I faced this same sort of dilemma with my age when I first got pregnant.  One reason that husband and I rushed this pregnancy was that we knew that I was getting old, and we thought that me being this side of the *magic* age of 35 would be a good thing, even if I was just sneaking in under the wire (ok, another was that we really thought it was going to take a while to get and stay pregnant, but we were - somewhat humorously - wrong about that!).  However, there was that line again.  In the eyes of both the medical establishment and the insurance companies, being just shy of 35 is absolutely no different from being 20.  What that meant in real terms was that I simply did not qualify for any tests routinely offered to pregnant women who are 35, even though my biological risks for all of sorts of things were vastly more similar to someone who is 35 than someone who is 20.  I had to fight tooth and nail to get the tests that I did, and in the end, there were a number of them that I missed - that I would have liked to take, and worry every day about not having - due mainly to lack of coverage. 

Box #1, Box #2.

Now I’m not saying that if I had it to do over again, I would make a different timing decision - that’s (literally) an impossible question.  I’m just saying that the quantitatively savvy biologist in me really does not agree with this all-or-nothing, discrete approach to health care in a land where risk is decidedly continuously distributed.  It ignores data, which offends my sensibilities.  People are not getting the best health care they could in this country, and this particular issue is an incredibly minor one in the scope of all that’s wrong with the American health system.  But income cutoffs, age cutoffs, weight/BMI cutoffs, pre-existing condition cutoffs (this one only now finally fixed) - these binary choices swirl around my head like blowing leaves across the flowing landscape of continuous variation in risk.  I don’t have easily implementable solutions, just a vague uneasiness this morning as I try not to take anything for granted.

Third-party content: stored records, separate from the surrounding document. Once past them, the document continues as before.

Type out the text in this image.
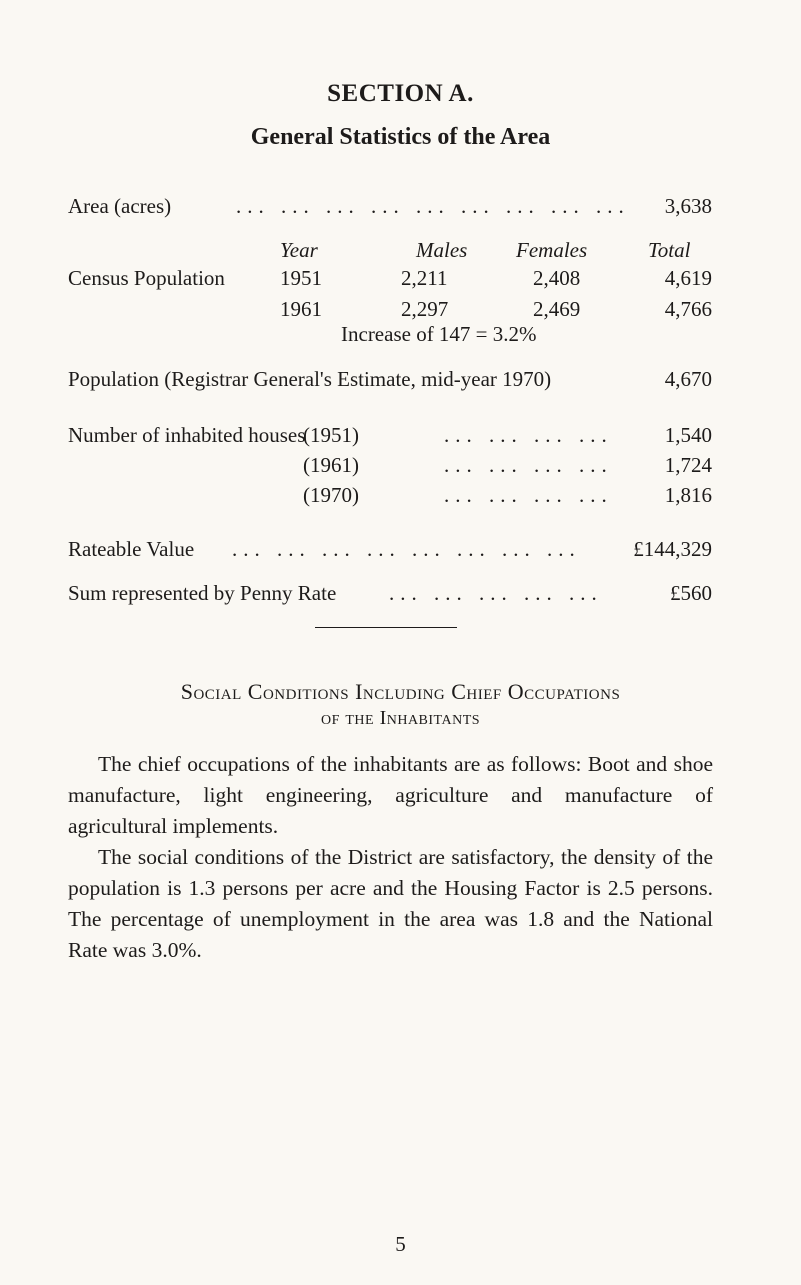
SECTION A.
General Statistics of the Area
Area (acres)	... ... ... ... ... ... ... ... ...	3,638
Year	Males Females	Total
Census Population	1951	2,211	2,408	4,619
1961	2,297	2,469	4,766
Increase of 147 = 3.2%
Population (Registrar General's Estimate, mid-year 1970)	4,670
Number of inhabited houses
(1951)	... ... ... ...	1,540
(1961)	... ... ... ...	1,724
(1970)	... ... ... ...	1,816
Rateable Value ... ... ... ... ... ... ... ...	£144,329
Sum represented by Penny Rate	... ... ... ... ...	£560
Social Conditions Including Chief Occupations
of the Inhabitants

The chief occupations of the inhabitants are as follows: Boot and shoe manufacture, light engineering, agriculture and manufacture of agricultural implements.

The social conditions of the District are satisfactory, the density of the population is 1.3 persons per acre and the Housing Factor is 2.5 persons. The percentage of unemployment in the area was 1.8 and the National Rate was 3.0%.

5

But because I hate ending blog posts on a negative note, even when I’m feeling grumpy, I’ll end with some happy thoughts about Thanksgiving instead.  My parents arrive in one week (yay!!!), and boy are we planning a feast :)  I’ve never hosted a holiday at my house before, as husband and I have always made it a super high priority to be at one family’s house or the other at least within a few days of every T-day or Christmas every single year.  We’ve also been very, very fortunate to have always been a (fairly) easy plane or car ride away from everyone.  But this Thanksgiving, we are tied to a 1 hour radius of our hospital - so my parents are coming here!!!  Thus, we’ve been slowly accumulating extra kitchen gear (who on earth actually owns a gravy boat if they never host holiday dinners?!?) and planning a menu over the last few weeks, and it’s been loads of fun :)  So no photos again with this post, but you can bet after my parents arrive, there will be more than anyone cares to see :)

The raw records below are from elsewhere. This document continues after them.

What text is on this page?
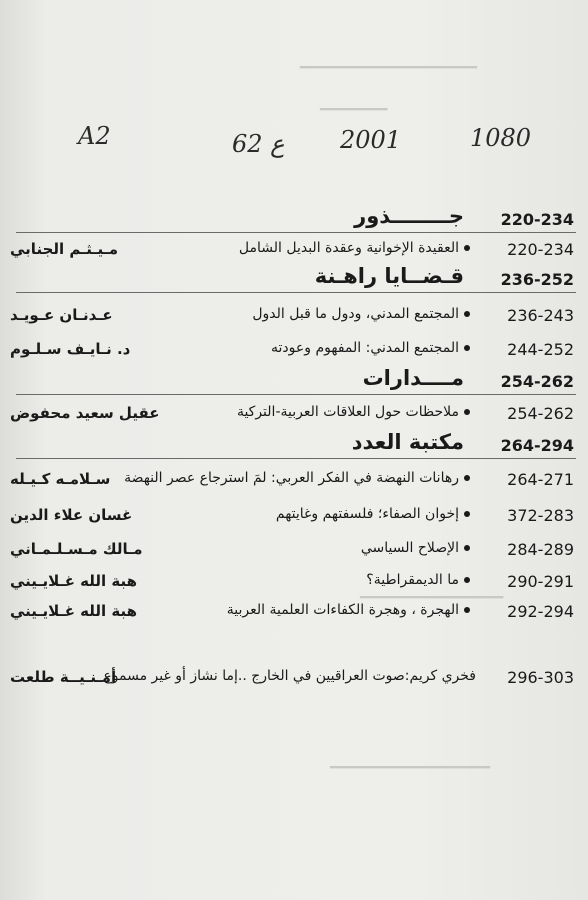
━━━━━━━━━━━━━━━━━━━━━
━━━━━━━━
━━━━━━━━━━━━━━━━━
━━━━━━━━━━━━━━━━━━━
A2	62 ع 2001	1080
220-234
جــــــــذور
220-234
العقيدة الإخوانية وعقدة البديل الشامل
مـيـثـم الجنابي
236-252
قـضــايا راهـنة
236-243
المجتمع المدني، ودول ما قبل الدول
عـدنـان عـويـد
244-252
المجتمع المدني: المفهوم وعودته
د. نـايـف سـلـوم
254-262
مــــدارات
254-262
ملاحظات حول العلاقات العربية-التركية
عقيل سعيد محفوض
264-294
مكتبة العدد
264-271
رهانات النهضة في الفكر العربي: لمَ استرجاع عصر النهضة
سـلامـه كـيـله
372-283
إخوان الصفاء؛ فلسفتهم وغايتهم
غسان علاء الدين
284-289
الإصلاح السياسي
مـالك مـسـلـمـاني
290-291
ما الديمقراطية؟
هبة الله غـلايـيني
292-294
الهجرة ، وهجرة الكفاءات العلمية العربية
هبة الله غـلايـيني
296-303
فخري كريم:صوت العراقيين في الخارج ..إما نشاز أو غير مسموع
أمـنـيــة طلعت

Off to finish cleaning the house!

Comments

  1. Thanksgiving sounds fun! I actually forgot about that-- what with an impending baby, it's hard to remember a holiday that isn't celebrated in your current country... Instead we're hot in the midst of what's termed 'party season', the interim starting on Nov. 5 with Guy Fawkes Day (a.k.a. Bonfire Day) and ending on New Year's. There have been fireworks going off every night since Nov. 5, and I don't see them ceasing until probably well into January. :) It's a pretty good trade for Thanksgiving, although now that you mention it, a turkey dinner does sound pretty good. The biggest problem with NOT having Thanksgiving is that there's nothing to stop the Christmas Season from starting in mid-October. I'm already WAYYY burned out on cheesy musak Christmas carols in the shops.

    I feel the same way as you about these cutoffs-- (at first I thought this post would be about denim shorts, and I had a humorous vision of you trying to squeeze your pregnant belly into some Daisy Dukes in a midwestern november)-- ANYWAY-- I also know women who were screwed by the magic '35' because it turned out that their ovaries had actually crapped out by 30, without any warning by the medical community that this is a distinct possibility...

    I planned the same as you, trying to squeeze in under the 35 line (I had P a few days before my 34th b-day). Probably pretty silly in retrospect, since I might have been infertile by 28, or I may be fertile until 48. Who knows?